Numa frente de batalha ‘saturada’ de drones russos, os soldados ucranianos estão a mobilizar veículos blindados ágeis e controlados remotamente para realizar tarefas críticas e proteger pessoal de operações perigosas.
As Forças Armadas da Ucrânia estão particularmente interessadas em utilizar estes “robôs sobre rodas”, semelhantes a tanques em miniatura, numa altura em que lida com escassez de soldados num conflito que já dura há mais de três anos e meio. Essas máquinas versáteis são capazes de transportar abastecimentos essenciais, remover minas perigosas e evacuar feridos e mortos.
“Não pode substituir completamente as pessoas”, apontou o comandante de um pelotão da 20ª Brigada Lyubart, mais conhecido como ‘Miami’. “Colocaria as coisas desta forma: uma pessoa pode entrar lá, mas para um humano é (às vezes) perigoso demais.”
Os veículos robóticos são fabricados principalmente por empresas ucranianas e o seu custo varia de cerca de 1.000 e 64.000 mil dólares, conforme o tamanho e as capacidades. Embora se tenham tornado vitais para as tropas ucranianas ao longo da linha de frente de 1.000 quilómetros, esses veículos não são novidade na guerra.

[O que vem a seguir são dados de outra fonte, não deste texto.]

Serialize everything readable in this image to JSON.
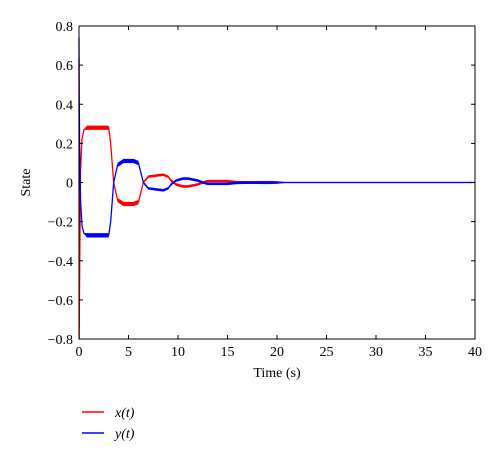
{
  "chart_data": {
    "type": "line",
    "title": "",
    "xlabel": "Time (s)",
    "ylabel": "State",
    "xlim": [
      0,
      40
    ],
    "ylim": [
      -0.8,
      0.8
    ],
    "x_ticks": [
      0,
      5,
      10,
      15,
      20,
      25,
      30,
      35,
      40
    ],
    "y_ticks": [
      -0.8,
      -0.6,
      -0.4,
      -0.2,
      0,
      0.2,
      0.4,
      0.6,
      0.8
    ],
    "x_tick_labels": [
      "0",
      "5",
      "10",
      "15",
      "20",
      "25",
      "30",
      "35",
      "40"
    ],
    "y_tick_labels": [
      "−0.8",
      "−0.6",
      "−0.4",
      "−0.2",
      "0",
      "0.2",
      "0.4",
      "0.6",
      "0.8"
    ],
    "grid": false,
    "legend_position": "below-left",
    "series": [
      {
        "name": "x(t)",
        "legend_label": "x(t)",
        "color": "#ff0000",
        "band_width": 0.022,
        "x": [
          0,
          0.02,
          0.06,
          0.15,
          0.3,
          0.5,
          0.8,
          1.1,
          3.0,
          3.2,
          3.5,
          3.9,
          4.5,
          5.5,
          6.0,
          6.2,
          6.5,
          7.0,
          8.5,
          9.0,
          9.3,
          9.8,
          10.5,
          11.0,
          12.0,
          12.5,
          13.0,
          13.5,
          15.0,
          15.5,
          16.0,
          17.0,
          18.0,
          19.0,
          19.5,
          20.0,
          21.0,
          40.0
        ],
        "y": [
          0.64,
          -0.8,
          -0.5,
          0.05,
          0.22,
          0.27,
          0.28,
          0.28,
          0.28,
          0.2,
          0.0,
          -0.09,
          -0.11,
          -0.11,
          -0.1,
          -0.06,
          0.0,
          0.03,
          0.04,
          0.03,
          0.01,
          -0.01,
          -0.02,
          -0.02,
          -0.01,
          0.0,
          0.007,
          0.007,
          0.007,
          0.004,
          0.002,
          0.001,
          0.001,
          0.002,
          0.001,
          0.0,
          0.0,
          0.0
        ]
      },
      {
        "name": "y(t)",
        "legend_label": "y(t)",
        "color": "#0000ff",
        "band_width": 0.022,
        "x": [
          0,
          0.02,
          0.06,
          0.15,
          0.3,
          0.5,
          0.8,
          1.1,
          3.0,
          3.2,
          3.5,
          3.9,
          4.5,
          5.5,
          6.0,
          6.2,
          6.5,
          7.0,
          8.5,
          9.0,
          9.3,
          9.8,
          10.5,
          11.0,
          12.0,
          12.5,
          13.0,
          13.5,
          15.0,
          15.5,
          16.0,
          17.0,
          18.0,
          19.0,
          19.5,
          20.0,
          21.0,
          40.0
        ],
        "y": [
          0.74,
          0.45,
          0.2,
          -0.08,
          -0.22,
          -0.26,
          -0.27,
          -0.27,
          -0.27,
          -0.2,
          0.0,
          0.09,
          0.11,
          0.11,
          0.1,
          0.06,
          0.0,
          -0.03,
          -0.04,
          -0.03,
          -0.01,
          0.01,
          0.02,
          0.02,
          0.01,
          0.0,
          -0.007,
          -0.007,
          -0.007,
          -0.004,
          -0.002,
          -0.001,
          -0.001,
          -0.002,
          -0.001,
          0.0,
          0.0,
          0.0
        ]
      }
    ]
  }
}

O exército alemão utilizou um tanque em miniatura controlado remotamente – preso por um fio – chamado Golias na II Guerra Mundial. Nas últimas décadas, EUA, Israel, Grã-Bretanha e China desenvolveram versões modernas usadas em engenharia de combate e outras funções no campo de batalha, de acordo com Ben Barry, investigador do Instituto Internacional de Estudos Estratégicos, citado pelos britânicos do ‘The Independent’. No entanto, aampla utilização desses veículos pela Ucrânia é notável e pode levar a avanços
‘Miami’ ingressou no exército ucraniano no primeiro dia da invasão em larga escala da Rússia, em fevereiro de 2022. Serviu como soldado de infantaria e, posteriormente, como operador de drones antes da sua última missão. A sua trajetória reflete a evolução da própria guerra. “Eu nem imaginava que me tornaria piloto (de drones)”, disse. “Mas a guerra é um progresso, e não podemos ficar de fora.”
Os veículos robóticos utilizados pela sua equipa são blindados e montados sobre rodas ou esteiras. Pintados com cores militares, rastejam lentamente sobre escombros ou estradas de terra, navegando facilmente por terrenos que seriam difíceis – ou muito perigosos – para os soldados.
A equipa de 10 homens de Miami está apenas a começar a incorporar as máquinas nas suas missões, usando-as principalmente para entregar comida e munição aos soldados perto da linha de frente.
Numa missão recente, a equipa carregou 200 quilos de abastecimentos — munição, combustível, água e comida — e enviou-os para operadores de drones, a quilómetros de distância, mais próximos da linha da frente. A máquina avançou a cerca de seis quilómetros por hora, depositou sua carga num local bem escondido na floresta e regressou à base.
Como os veículos robóticos movem-se mais lentamente do que carros ou camiões, e geralmente em terrenos abertos, eles são um alvo fácil — e esse é um fator que atrasa a sua adoção. “É por isso que não evacuamos muitos feridos (nesses veículos)”, apontou ‘Miami’.